A Beaune, au-dessus de Saint-Michel-de-Maurienne, Amandine et Léonard Costerg Mousset exploitent la ferme du Fardelier depuis 10 ans.

Le lait bio des 85 brebis Thônes et Marthod est transformé en fromages et en yaourts vendus sur l’exploitation, sur le marché hebdomadaire de Saint-Michel et dans des magasins Biocoop du département.

 

 

 

« La vente directe, à la ferme et au marché, représente 50% de notre chiffre d’affaires. Quand le marché de Saint-Michel était fermé, nous nous sommes organisés. Les clients venaient à la ferme. Depuis la réouverture du marché, l’activité est bonne, voire meilleure qu’avant, avec de nouveaux clients. Il s’agit de personnes plus jeunes, qui d’habitude sont au travail. La première semaine, beaucoup de locaux ont appelé pour connaître nos produits et nos horaires. Nous travaillons avec deux Biocoop de la vallée depuis notre installation. Nous fournissons trois magasins de plus depuis l’année passée. Tout se passe bien avec eux. En revanche, nos collègues qui ne vendent qu’en direct et qui ont perdu le marché de Saint-Jean-de-Maurienne galèrent vraiment. C’est dans une telle situation qu’on se rend compte que nous manquons de collectif et qu’il est difficile de lancer des actions de promotion de nos produits en partant de rien », souligne Amandine Costerg Mousset.

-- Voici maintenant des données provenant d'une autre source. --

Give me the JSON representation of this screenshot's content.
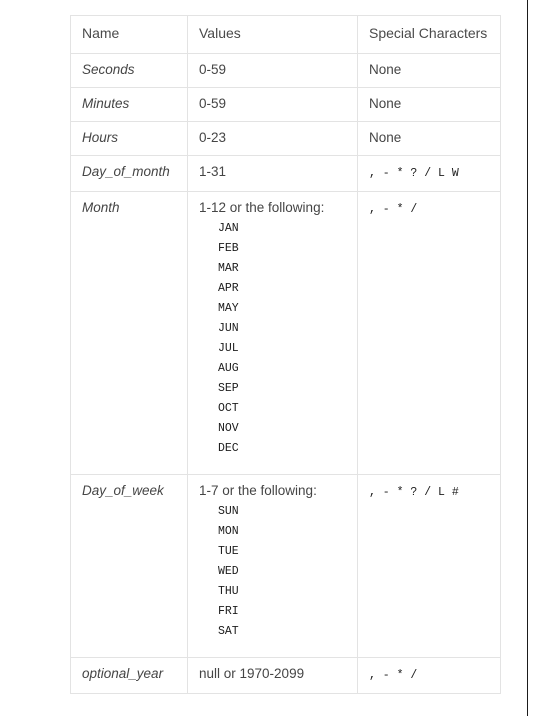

Depuis le début du confinement, Amandine a aussi dû aménager son emploi du temps. Maman de deux fillettes de 6 et 8 ans, elle fait désormais la classe à la maison. « Il faut faire preuve d’organisation et de patience, mais ça se passe bien. Les filles sont « cool », mais avec la traite, la fabrication, la vente et l’administratif, les journées sont vraiment très chargées ».